Sendo o principal período de criação do artista gráfico, o objetivo passa também por esclarecer alguns mal-entendidos, nomeadamente "uma suposta colagem excessiva ao PCP, o que é errado - ele teve amigos íntimos militantes do PCP, era alguém que como toda a gente em 1974 sentia uma espécie de admiração pelo imaginário comunista, mas nunca foi colado a.” Também a ligação a Vasco Gonçalves é abordada com “recurso a documentos do arquivo do artista”.
Quem é João Abel Manta e a forma como produziu desenhos e cartoons durante o período revolucionário são peças centrais nesta obra que garante também um enquadramento histórico da época.

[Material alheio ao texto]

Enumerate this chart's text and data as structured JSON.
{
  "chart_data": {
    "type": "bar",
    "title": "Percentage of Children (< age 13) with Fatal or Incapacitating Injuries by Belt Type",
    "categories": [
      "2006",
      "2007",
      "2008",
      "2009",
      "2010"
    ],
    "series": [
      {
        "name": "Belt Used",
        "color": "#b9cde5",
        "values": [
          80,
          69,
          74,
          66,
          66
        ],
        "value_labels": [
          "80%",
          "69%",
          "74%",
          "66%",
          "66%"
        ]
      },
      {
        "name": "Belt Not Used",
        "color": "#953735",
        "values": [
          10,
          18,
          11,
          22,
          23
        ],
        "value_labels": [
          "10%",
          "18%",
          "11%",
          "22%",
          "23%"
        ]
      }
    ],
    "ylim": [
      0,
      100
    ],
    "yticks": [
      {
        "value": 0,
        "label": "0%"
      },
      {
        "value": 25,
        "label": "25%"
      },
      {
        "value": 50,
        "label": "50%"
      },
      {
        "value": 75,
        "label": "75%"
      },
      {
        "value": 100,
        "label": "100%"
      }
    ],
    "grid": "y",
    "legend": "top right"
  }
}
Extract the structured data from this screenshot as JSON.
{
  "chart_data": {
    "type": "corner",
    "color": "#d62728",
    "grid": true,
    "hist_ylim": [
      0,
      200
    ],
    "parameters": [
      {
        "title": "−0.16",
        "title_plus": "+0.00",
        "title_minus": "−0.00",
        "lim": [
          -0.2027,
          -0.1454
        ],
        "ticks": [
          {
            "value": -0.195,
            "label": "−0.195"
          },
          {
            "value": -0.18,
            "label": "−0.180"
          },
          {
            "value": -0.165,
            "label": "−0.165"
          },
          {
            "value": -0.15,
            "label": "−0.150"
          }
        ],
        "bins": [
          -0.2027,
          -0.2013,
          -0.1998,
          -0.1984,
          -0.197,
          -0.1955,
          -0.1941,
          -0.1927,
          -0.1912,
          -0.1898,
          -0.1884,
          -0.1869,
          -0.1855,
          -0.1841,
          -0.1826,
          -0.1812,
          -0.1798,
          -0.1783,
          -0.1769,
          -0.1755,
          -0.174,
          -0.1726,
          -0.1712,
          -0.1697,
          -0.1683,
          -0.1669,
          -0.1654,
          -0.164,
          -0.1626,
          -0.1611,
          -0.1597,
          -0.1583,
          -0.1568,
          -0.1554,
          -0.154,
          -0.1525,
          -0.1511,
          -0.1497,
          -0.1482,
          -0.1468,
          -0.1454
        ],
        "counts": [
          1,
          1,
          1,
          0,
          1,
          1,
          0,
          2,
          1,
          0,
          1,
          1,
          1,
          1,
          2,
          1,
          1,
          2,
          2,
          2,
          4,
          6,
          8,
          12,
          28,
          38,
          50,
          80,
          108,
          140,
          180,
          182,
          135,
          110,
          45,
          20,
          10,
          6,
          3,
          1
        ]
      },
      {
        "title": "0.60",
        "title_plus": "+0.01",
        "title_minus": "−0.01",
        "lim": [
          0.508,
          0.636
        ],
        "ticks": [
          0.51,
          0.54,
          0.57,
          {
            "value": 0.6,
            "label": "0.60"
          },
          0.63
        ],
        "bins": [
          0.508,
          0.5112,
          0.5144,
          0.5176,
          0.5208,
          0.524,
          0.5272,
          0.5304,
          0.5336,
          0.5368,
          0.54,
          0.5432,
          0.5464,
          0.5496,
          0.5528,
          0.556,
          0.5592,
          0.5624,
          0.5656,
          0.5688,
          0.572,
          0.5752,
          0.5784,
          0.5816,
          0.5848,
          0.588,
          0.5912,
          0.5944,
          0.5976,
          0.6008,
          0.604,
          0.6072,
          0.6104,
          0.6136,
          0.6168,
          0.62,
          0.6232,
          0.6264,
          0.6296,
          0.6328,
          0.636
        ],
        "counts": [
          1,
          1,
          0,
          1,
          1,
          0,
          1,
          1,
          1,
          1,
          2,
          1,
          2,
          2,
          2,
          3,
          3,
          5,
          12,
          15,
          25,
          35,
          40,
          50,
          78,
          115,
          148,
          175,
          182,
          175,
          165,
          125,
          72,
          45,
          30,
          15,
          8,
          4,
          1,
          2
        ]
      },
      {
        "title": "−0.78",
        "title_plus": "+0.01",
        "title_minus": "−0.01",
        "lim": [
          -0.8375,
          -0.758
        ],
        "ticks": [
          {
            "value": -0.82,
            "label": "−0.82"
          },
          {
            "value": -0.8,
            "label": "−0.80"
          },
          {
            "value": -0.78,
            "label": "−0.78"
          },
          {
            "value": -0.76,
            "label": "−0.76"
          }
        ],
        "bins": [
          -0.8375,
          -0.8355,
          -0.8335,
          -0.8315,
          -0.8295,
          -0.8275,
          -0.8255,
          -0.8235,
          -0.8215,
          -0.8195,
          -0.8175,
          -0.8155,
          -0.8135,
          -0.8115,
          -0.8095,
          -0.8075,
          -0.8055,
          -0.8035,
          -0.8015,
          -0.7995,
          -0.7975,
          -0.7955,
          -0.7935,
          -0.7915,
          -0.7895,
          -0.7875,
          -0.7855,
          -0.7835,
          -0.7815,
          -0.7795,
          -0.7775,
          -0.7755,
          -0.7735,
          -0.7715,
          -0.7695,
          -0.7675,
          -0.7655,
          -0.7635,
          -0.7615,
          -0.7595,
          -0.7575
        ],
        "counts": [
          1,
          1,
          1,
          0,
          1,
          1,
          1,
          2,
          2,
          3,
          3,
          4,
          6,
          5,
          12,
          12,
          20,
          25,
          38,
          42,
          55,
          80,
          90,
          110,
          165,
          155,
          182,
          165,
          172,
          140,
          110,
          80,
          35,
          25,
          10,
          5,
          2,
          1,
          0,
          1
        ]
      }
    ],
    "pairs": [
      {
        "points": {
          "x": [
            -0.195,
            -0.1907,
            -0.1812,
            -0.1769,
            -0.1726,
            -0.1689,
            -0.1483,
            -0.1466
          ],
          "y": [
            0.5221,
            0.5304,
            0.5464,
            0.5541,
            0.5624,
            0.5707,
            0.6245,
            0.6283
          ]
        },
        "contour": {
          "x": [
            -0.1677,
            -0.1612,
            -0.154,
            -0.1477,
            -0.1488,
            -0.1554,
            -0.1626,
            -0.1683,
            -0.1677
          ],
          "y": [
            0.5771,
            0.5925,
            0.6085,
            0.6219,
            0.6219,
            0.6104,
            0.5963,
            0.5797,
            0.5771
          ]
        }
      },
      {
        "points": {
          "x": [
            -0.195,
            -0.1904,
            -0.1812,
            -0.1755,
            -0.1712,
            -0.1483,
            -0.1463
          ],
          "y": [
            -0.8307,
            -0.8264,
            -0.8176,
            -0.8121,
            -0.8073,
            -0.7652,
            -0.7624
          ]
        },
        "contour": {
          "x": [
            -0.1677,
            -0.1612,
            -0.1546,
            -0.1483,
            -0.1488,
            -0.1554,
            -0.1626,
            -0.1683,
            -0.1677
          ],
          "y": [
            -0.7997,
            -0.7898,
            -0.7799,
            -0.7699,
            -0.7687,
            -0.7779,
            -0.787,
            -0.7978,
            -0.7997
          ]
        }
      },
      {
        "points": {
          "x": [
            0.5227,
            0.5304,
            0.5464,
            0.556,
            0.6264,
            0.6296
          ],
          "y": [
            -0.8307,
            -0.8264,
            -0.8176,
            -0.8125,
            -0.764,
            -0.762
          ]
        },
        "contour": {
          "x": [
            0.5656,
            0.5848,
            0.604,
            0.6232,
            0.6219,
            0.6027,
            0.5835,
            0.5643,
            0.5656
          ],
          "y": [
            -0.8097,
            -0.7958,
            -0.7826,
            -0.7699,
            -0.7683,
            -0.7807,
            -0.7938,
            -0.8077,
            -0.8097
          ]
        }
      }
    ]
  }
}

“É muito importante perceber quem eram os agentes nessa altura, daí que o livro inclui um glossário que se decidiu oferecer aos leitores gratuitamente, online, de nomes e de instituições daquele contexto”, explica o autor.
“O título causa, se calhar, comichão em muitas pessoas hoje. É uma expressão que usou num cartoon em que apontava o dedo aos artistas contemporâneos portugueses, pedindo-lhes que parassem o trabalho e fizessem bonecos para o povo”. Bonecos para o povo - João Abel Manta, artista revolucionário - é publicado pela Tinta da China. Esta quinta-feira à tarde foi apresentado na Casa do Comum em Lisboa. Contou com José Carlos Vasconcelos, advogado de Manta no seu período de atividade e antigo diretor do Diário de Notícias.
"Que belos cartoons que ele faria hoje e que necessários seriam, tinham verdadeiramente influência", referiu, lembrando os muitos que acabaram na primeira página do jornal que liderava.
São mais de 370 páginas, repletas de fotografias de João Abel Manta e com inúmeros obras do artista.